Week 3 – How to Become a Photographer

Rule of Thirds



This picture breaks the Rule of Thirds by placing my nephew in within the box formed by the four lines, as opposed to placing him at the intersections of the lines as dictated by the Rule of Thirds.  I think its interesting how all of his neighbors (the stuff animal gang) also lie primarily in the squares as opposed to the intersections.  It’s clear that the center focus of this picture is baby Gus, and Rule of Thirds or not, it’s a great picture!

Alter Your Perspective

Baldhead Island


This shot was taken at the Baldhead Island off the coast of North Carolina (just outside Wilmington).  This shot plays with perspective as the plant material is actually only 1-2 inches high, and the cliffs in the background are actually only a foot high, at most.  
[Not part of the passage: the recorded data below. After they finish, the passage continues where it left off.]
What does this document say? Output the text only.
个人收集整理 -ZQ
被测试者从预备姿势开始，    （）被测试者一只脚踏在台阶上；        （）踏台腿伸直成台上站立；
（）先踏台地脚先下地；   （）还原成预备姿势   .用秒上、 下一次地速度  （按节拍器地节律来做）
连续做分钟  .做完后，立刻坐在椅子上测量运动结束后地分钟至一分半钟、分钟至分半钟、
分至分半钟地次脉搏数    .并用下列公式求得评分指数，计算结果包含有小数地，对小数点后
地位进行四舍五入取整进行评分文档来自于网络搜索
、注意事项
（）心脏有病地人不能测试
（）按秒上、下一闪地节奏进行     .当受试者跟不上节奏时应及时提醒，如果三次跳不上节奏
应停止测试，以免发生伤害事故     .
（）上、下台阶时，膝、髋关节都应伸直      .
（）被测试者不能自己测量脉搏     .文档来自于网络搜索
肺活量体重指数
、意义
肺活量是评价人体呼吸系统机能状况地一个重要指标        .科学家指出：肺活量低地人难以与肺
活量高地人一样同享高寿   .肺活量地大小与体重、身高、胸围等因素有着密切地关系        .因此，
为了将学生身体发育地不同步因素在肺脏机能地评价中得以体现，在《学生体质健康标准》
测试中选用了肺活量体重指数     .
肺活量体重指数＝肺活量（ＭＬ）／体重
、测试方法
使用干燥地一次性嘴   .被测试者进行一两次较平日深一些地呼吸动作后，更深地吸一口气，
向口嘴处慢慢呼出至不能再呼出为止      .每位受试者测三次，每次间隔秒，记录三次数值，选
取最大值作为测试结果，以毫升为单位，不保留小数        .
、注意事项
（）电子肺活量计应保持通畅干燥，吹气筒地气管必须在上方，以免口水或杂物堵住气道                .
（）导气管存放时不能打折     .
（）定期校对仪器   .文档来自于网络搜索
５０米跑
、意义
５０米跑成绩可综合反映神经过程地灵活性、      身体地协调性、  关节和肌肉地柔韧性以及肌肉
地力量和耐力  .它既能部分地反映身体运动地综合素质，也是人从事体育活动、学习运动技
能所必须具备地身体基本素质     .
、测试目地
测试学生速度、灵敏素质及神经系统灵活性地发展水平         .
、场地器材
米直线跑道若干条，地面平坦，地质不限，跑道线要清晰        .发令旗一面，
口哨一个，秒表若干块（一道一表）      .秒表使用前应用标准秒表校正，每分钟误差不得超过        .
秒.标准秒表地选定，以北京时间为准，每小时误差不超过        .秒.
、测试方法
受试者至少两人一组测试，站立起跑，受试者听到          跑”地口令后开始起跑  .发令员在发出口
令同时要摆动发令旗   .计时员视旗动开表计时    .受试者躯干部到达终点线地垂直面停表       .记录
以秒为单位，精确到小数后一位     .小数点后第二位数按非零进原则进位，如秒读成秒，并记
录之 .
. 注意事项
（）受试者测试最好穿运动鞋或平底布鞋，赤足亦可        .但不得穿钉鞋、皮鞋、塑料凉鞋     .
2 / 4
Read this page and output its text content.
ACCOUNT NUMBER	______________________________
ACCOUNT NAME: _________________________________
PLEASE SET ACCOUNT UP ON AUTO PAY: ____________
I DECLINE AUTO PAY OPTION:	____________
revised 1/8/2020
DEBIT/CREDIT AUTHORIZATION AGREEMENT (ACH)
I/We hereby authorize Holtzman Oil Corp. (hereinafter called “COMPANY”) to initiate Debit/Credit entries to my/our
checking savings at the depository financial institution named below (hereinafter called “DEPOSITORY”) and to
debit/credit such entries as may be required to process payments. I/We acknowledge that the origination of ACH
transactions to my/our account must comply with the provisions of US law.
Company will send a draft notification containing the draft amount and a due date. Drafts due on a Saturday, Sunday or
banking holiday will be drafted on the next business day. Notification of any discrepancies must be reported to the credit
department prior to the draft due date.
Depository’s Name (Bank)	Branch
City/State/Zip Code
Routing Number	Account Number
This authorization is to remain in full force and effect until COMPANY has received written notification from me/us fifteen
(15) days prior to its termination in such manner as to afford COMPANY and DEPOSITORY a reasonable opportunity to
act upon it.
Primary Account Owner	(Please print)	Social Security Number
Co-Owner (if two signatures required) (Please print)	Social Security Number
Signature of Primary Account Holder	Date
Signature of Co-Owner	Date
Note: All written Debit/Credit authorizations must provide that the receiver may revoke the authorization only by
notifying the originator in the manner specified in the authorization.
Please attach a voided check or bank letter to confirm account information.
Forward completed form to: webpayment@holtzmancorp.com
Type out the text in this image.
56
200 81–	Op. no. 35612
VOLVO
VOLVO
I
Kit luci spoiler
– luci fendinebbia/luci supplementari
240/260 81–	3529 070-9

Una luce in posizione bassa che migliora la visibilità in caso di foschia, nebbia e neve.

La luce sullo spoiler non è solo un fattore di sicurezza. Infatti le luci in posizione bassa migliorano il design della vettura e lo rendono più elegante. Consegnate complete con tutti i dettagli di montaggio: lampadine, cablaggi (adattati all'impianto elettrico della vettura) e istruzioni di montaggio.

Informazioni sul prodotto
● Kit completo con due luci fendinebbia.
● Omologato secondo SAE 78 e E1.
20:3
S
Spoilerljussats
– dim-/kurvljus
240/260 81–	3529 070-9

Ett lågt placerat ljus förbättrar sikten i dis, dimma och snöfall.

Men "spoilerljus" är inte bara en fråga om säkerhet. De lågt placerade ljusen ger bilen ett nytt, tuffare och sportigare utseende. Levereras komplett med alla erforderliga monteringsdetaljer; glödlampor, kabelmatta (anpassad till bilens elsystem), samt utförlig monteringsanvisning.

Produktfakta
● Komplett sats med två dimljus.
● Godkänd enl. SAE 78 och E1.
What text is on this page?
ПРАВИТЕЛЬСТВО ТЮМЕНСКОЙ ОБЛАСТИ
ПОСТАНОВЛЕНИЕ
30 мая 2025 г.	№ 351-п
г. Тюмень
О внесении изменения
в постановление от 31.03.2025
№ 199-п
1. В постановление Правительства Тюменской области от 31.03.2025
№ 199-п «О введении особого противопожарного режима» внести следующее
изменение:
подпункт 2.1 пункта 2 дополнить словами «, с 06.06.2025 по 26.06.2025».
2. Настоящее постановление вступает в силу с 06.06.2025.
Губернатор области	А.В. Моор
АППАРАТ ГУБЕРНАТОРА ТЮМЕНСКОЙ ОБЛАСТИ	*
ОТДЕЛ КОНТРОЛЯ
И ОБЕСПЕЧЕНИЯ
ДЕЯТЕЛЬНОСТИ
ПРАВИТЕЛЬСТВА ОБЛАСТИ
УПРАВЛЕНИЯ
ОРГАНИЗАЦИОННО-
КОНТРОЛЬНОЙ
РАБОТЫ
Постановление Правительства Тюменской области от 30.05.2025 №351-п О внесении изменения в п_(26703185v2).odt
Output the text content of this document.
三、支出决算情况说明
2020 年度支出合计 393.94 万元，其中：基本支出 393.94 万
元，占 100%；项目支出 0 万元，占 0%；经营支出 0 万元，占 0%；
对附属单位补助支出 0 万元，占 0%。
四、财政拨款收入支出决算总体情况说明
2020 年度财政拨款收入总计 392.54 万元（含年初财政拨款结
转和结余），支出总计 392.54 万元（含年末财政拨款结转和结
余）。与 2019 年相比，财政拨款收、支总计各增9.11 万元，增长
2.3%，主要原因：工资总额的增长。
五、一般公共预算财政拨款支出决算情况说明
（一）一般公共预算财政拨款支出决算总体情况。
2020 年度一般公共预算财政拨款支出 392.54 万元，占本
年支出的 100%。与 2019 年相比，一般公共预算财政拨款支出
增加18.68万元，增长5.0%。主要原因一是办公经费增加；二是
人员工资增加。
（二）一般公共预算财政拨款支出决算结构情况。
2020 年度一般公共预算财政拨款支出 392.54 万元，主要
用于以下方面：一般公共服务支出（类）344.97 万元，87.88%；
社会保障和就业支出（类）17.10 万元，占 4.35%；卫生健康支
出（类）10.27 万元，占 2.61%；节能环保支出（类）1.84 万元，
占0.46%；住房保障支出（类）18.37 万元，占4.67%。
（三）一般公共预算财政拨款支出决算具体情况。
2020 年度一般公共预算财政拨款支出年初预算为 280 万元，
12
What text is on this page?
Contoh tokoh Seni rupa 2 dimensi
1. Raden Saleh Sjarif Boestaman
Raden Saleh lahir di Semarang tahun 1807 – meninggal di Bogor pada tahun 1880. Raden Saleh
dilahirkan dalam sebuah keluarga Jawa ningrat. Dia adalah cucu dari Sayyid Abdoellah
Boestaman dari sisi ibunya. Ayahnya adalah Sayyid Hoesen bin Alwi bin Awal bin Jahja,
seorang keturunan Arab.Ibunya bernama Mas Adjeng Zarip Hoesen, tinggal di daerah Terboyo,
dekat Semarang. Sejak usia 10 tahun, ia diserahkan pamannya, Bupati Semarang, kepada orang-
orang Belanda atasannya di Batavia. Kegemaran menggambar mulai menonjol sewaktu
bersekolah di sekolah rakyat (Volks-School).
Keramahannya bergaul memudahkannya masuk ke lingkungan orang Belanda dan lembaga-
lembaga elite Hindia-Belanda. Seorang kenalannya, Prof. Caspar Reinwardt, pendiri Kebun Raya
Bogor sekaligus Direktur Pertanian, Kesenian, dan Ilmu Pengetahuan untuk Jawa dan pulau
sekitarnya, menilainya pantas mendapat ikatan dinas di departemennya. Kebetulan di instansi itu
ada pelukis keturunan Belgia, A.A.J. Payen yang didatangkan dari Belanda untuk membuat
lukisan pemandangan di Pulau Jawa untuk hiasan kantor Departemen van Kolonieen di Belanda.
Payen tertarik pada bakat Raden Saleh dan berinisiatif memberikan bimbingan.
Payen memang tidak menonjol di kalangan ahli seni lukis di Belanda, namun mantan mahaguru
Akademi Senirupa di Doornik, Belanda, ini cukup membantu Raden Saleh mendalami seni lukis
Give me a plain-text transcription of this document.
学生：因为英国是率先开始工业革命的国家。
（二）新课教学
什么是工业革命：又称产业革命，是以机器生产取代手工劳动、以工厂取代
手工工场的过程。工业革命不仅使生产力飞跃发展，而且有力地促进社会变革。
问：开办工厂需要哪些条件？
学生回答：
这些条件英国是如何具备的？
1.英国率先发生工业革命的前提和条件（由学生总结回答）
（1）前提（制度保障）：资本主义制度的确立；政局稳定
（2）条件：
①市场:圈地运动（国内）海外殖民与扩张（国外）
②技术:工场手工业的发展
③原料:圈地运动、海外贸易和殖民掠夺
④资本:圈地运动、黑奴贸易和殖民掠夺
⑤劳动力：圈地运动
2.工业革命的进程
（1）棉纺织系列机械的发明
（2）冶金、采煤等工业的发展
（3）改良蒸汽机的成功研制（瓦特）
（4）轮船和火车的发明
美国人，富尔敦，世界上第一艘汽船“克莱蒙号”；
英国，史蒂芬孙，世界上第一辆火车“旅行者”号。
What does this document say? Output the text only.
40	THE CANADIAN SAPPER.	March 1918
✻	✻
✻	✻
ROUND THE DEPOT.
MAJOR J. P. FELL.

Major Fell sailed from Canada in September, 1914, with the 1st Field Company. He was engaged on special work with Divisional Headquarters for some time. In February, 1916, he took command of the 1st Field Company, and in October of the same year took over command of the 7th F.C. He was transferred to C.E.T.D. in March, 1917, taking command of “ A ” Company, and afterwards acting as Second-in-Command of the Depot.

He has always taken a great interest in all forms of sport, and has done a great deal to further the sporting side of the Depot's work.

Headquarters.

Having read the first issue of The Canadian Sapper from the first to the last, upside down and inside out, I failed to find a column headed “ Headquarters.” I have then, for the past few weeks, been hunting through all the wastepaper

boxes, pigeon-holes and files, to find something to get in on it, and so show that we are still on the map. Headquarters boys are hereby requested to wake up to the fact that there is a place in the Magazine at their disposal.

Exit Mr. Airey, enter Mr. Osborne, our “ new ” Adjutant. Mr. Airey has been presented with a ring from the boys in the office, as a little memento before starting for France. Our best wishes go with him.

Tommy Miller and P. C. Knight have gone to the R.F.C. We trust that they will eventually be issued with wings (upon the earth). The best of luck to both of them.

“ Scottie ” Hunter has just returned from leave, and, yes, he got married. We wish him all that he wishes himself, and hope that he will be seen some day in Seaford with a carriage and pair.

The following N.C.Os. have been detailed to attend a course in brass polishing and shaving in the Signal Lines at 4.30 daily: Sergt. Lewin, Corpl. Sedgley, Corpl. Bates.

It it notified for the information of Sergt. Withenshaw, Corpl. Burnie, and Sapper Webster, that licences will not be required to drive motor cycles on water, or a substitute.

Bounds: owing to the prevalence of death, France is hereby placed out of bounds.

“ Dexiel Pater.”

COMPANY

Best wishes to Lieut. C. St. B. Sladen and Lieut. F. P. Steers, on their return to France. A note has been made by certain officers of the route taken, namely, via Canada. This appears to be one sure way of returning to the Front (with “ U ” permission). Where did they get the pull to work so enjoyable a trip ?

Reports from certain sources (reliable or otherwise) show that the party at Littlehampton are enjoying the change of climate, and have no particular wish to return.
(Note:  I did not actually go to Baldhead this weekend, but had actually taken this shot memorial day last year, however, it was too hard NOT to use this as the play perspective is pretty awesome.)

Playing with Lighting


This shot plays with lighting and perspective.  The close up shot makes the hippo seem larger than it actually is.  If I had removed the background and the removed the view of the flame, the hippo could have been taken to full-scale, or at least something larger than a 2-inch figurine.  



One thought on “Week 3 – How to Become a Photographer

  1. A very good set of examples and explanations. I agree the photo of your nephew (which is really a good one composition wise) is one where it does not strictly apply. It gets to be a question about what is being located. His face is not fully centered, and it is the facial elements, especially the eyes, which work well on the lines, which in fact where his left eye is lined up.

    The point is a perfectly centered person with nothing behind them creates somewhat of a equilibrium, so we balance the “weight” of our subject, the person by moving them off center, and balancing that with less weight (more more space) of background. It’s just something to experiment with, as you have done.

    Scale and perspective work really well; try also some side angles too.